Home Secretary Sajid Javid told US Attorney General Jeff Sessions that the UK would not demand a "death penalty assurance" in this particular case.
He also indicated that he believed there was more chance of a successful trial in the US than in UK courts.
Alexanda Kotey and El Shafee Elsheikh, are said to have been members of the brutal four-man Beatles cell of IS executioners in Syria and Iraq, responsible for killing a series of high-profile Western captives.
The pair, who are understood to have been stripped of their British citizenship, were captured in January, sparking a row over whether they should be returned to the UK for trial or face justice in another jurisdiction.
In the leaked letter, obtained by the Daily Telegraph, Mr Javid said the UK "does not currently intend to request, nor actively encourage", the transfer of Kotey and Elsheikh to Britain.
Promising support for the US, Mr Javid said Scotland Yard's counter-terrorism command had been "engaged extensively" on the case with the FBI, with the investigation running for more than four years "during which time they have engaged with 14 other countries and compiled over 600 witness statements".
Signalling that the UK was prepared to drop assurances relating to the death penalty, Mr Javid said: "All assistance and material will be provided on the condition that it may only be used for the purpose sought in that request, namely a federal criminal investigation or prosecution.
"Furthermore, I am of the view that there are strong reasons for not requiring a death penalty assurance in this specific case, so no such assurances will be sought."

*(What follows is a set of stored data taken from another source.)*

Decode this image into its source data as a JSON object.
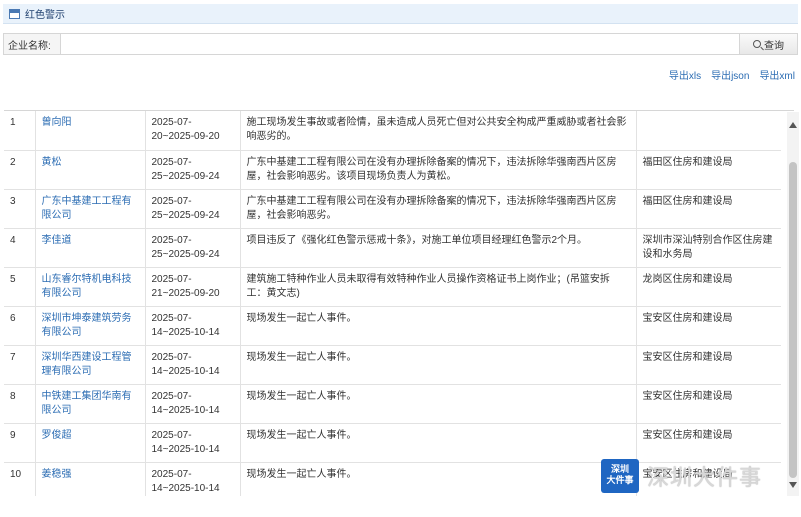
{
  "panel": {
    "title": "红色警示"
  },
  "search": {
    "label": "企业名称:",
    "value": "",
    "button_label": "查询"
  },
  "exports": [
    {
      "label": "导出xls"
    },
    {
      "label": "导出json"
    },
    {
      "label": "导出xml"
    }
  ],
  "rows": [
    {
      "no": "1",
      "name": "曾向阳",
      "date": "2025-07-20~2025-09-20",
      "desc": "施工现场发生事故或者险情，虽未造成人员死亡但对公共安全构成严重威胁或者社会影响恶劣的。",
      "dept": ""
    },
    {
      "no": "2",
      "name": "黄松",
      "date": "2025-07-25~2025-09-24",
      "desc": "广东中基建工工程有限公司在没有办理拆除备案的情况下，违法拆除华强南西片区房屋，社会影响恶劣。该项目现场负责人为黄松。",
      "dept": "福田区住房和建设局"
    },
    {
      "no": "3",
      "name": "广东中基建工工程有限公司",
      "date": "2025-07-25~2025-09-24",
      "desc": "广东中基建工工程有限公司在没有办理拆除备案的情况下，违法拆除华强南西片区房屋，社会影响恶劣。",
      "dept": "福田区住房和建设局"
    },
    {
      "no": "4",
      "name": "李佳道",
      "date": "2025-07-25~2025-09-24",
      "desc": "项目违反了《强化红色警示惩戒十条》，对施工单位项目经理红色警示2个月。",
      "dept": "深圳市深汕特别合作区住房建设和水务局"
    },
    {
      "no": "5",
      "name": "山东睿尔特机电科技有限公司",
      "date": "2025-07-21~2025-09-20",
      "desc": "建筑施工特种作业人员未取得有效特种作业人员操作资格证书上岗作业；(吊篮安拆工：黄文志)",
      "dept": "龙岗区住房和建设局"
    },
    {
      "no": "6",
      "name": "深圳市坤泰建筑劳务有限公司",
      "date": "2025-07-14~2025-10-14",
      "desc": "现场发生一起亡人事件。",
      "dept": "宝安区住房和建设局"
    },
    {
      "no": "7",
      "name": "深圳华西建设工程管理有限公司",
      "date": "2025-07-14~2025-10-14",
      "desc": "现场发生一起亡人事件。",
      "dept": "宝安区住房和建设局"
    },
    {
      "no": "8",
      "name": "中铁建工集团华南有限公司",
      "date": "2025-07-14~2025-10-14",
      "desc": "现场发生一起亡人事件。",
      "dept": "宝安区住房和建设局"
    },
    {
      "no": "9",
      "name": "罗俊超",
      "date": "2025-07-14~2025-10-14",
      "desc": "现场发生一起亡人事件。",
      "dept": "宝安区住房和建设局"
    },
    {
      "no": "10",
      "name": "姜稳强",
      "date": "2025-07-14~2025-10-14",
      "desc": "现场发生一起亡人事件。",
      "dept": "宝安区住房和建设局"
    }
  ],
  "watermark": {
    "badge_line1": "深圳",
    "badge_line2": "大件事",
    "text": "深圳大件事"
  }
}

But he added: "As you are aware, it is the long-held position of the UK to seek death penalty assurances, and our decision in this case does not reflect a change in our policy on assistance in US death penalty cases generally, nor the UK Government's stance on the global abolition of the death penalty."
Mr Javid also said US courts were better placed to handle "foreign fighter" cases because of the risk of legal challenge in the UK.

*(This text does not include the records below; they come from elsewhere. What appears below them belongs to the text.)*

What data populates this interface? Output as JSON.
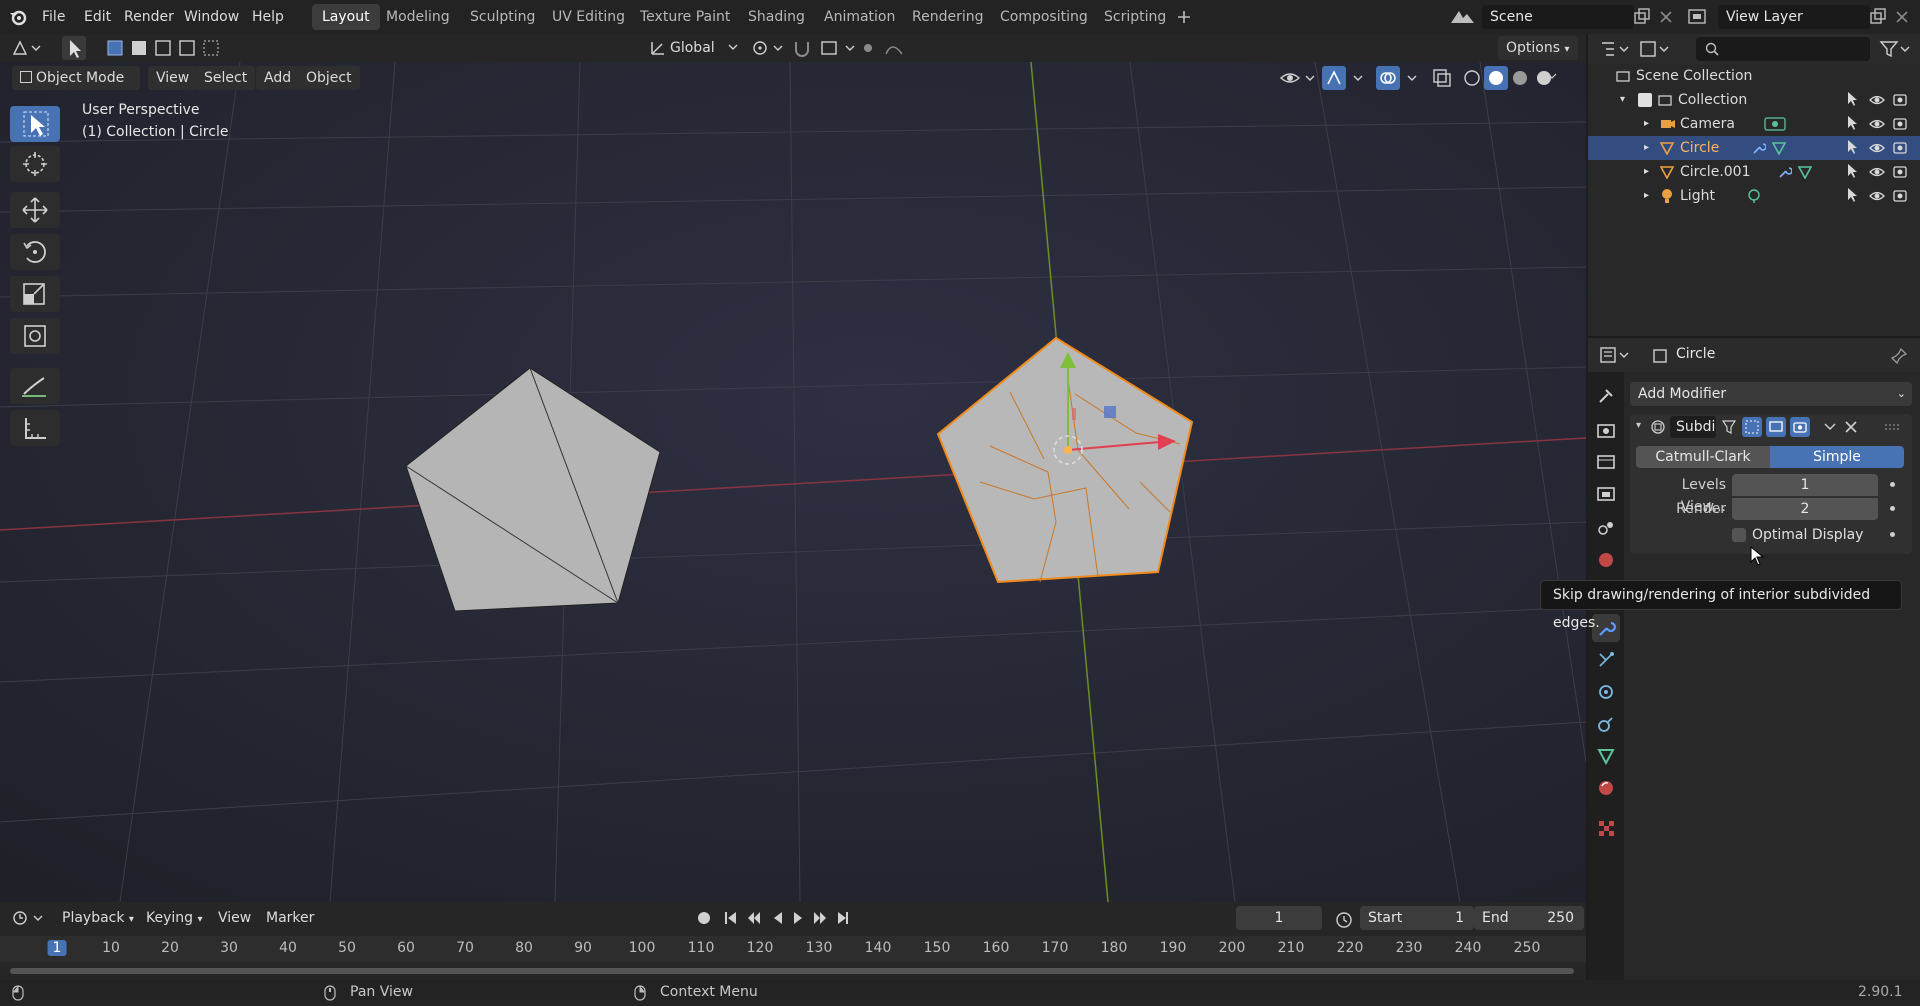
{
  "menu": {
    "file": "File",
    "edit": "Edit",
    "render": "Render",
    "window": "Window",
    "help": "Help"
  },
  "workspaces": [
    "Layout",
    "Modeling",
    "Sculpting",
    "UV Editing",
    "Texture Paint",
    "Shading",
    "Animation",
    "Rendering",
    "Compositing",
    "Scripting"
  ],
  "active_workspace": "Layout",
  "scene_field": "Scene",
  "view_layer_field": "View Layer",
  "viewport_header": {
    "mode": "Object Mode",
    "view": "View",
    "select": "Select",
    "add": "Add",
    "object": "Object",
    "transform": "Global",
    "options": "Options"
  },
  "viewport_overlay": {
    "line1": "User Perspective",
    "line2": "(1) Collection | Circle"
  },
  "outliner": {
    "root": "Scene Collection",
    "collection": "Collection",
    "items": [
      "Camera",
      "Circle",
      "Circle.001",
      "Light"
    ],
    "selected": "Circle"
  },
  "properties": {
    "object_name": "Circle",
    "add_modifier": "Add Modifier",
    "modifier_name": "Subdi",
    "type_a": "Catmull-Clark",
    "type_b": "Simple",
    "levels_label": "Levels View...",
    "levels_value": "1",
    "render_label": "Render",
    "render_value": "2",
    "optimal_label": "Optimal Display"
  },
  "tooltip": "Skip drawing/rendering of interior subdivided edges.",
  "timeline": {
    "playback": "Playback",
    "keying": "Keying",
    "view": "View",
    "marker": "Marker",
    "current_frame": "1",
    "start_label": "Start",
    "start_value": "1",
    "end_label": "End",
    "end_value": "250",
    "ruler": [
      "1",
      "10",
      "20",
      "30",
      "40",
      "50",
      "60",
      "70",
      "80",
      "90",
      "100",
      "110",
      "120",
      "130",
      "140",
      "150",
      "160",
      "170",
      "180",
      "190",
      "200",
      "210",
      "220",
      "230",
      "240",
      "250"
    ]
  },
  "status": {
    "pan_view": "Pan View",
    "context_menu": "Context Menu",
    "version": "2.90.1"
  },
  "colors": {
    "accent": "#4772b3",
    "selected_row": "#334d80",
    "selection_orange": "#f08a1a"
  }
}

The Home Secretary said he understood US "frustration" on the subject and added that the UK was introducing "new legislation to improve the range of offences on the statute book" to deal with the "scourge" of foreign fighters.
"Ensuring foreign fighters face justice raises a real challenge for all our jurisdictions; however, in this instance, we believe that a successful federal prosecution in the US is more likely to be possible because of differences in your statute book and the restrictions on challenges to the route by which defendants appear in US courts," he said.
"The US currently has additional charges for terrorism offences which are not available under UK criminal law, and those offences carry long sentences."
The Telegraph reported that other documents say that British officials have also assessed that the pair may be sent to Guantanamo without trial and that such an outcome will not be formally opposed.
Along with Mohammed Emwazi - the killer nicknamed Jihadi John - and Aine Davis, Kotey and Elsheikh are thought to have been part of a group named after the '60s band because of their English accents.
Emwazi, who was killed in a US air strike in 2015, appeared in a number of videos in which captives, including British aid workers David Haines and Alan Henning and US journalists James Foley and Steven Sotloff, were killed.
Davis was convicted of being a member of a terrorist organisation and jailed for seven-and-a-half years at a court in Silivri, Turkey, in May 2017.
Mr Foley's mother, Diane, said she was opposed to the death penalty.
"I am very against that. I think that would just make them martyrs in their twisted ideology," she told BBC Radio 4's Today programme.
"I would like them held accountable by being sent to prison for the rest of their lives."
The Home Office refused to comment on the leaked document.
But a spokesman said: ""We continue to engage with the US Government on this issue, as we do on a range of national security issues and in the context of our joint determination to tackle international terrorism and combat violent extremism.
"The UK Government's position on Guantanamo Bay is that the detention facility should close."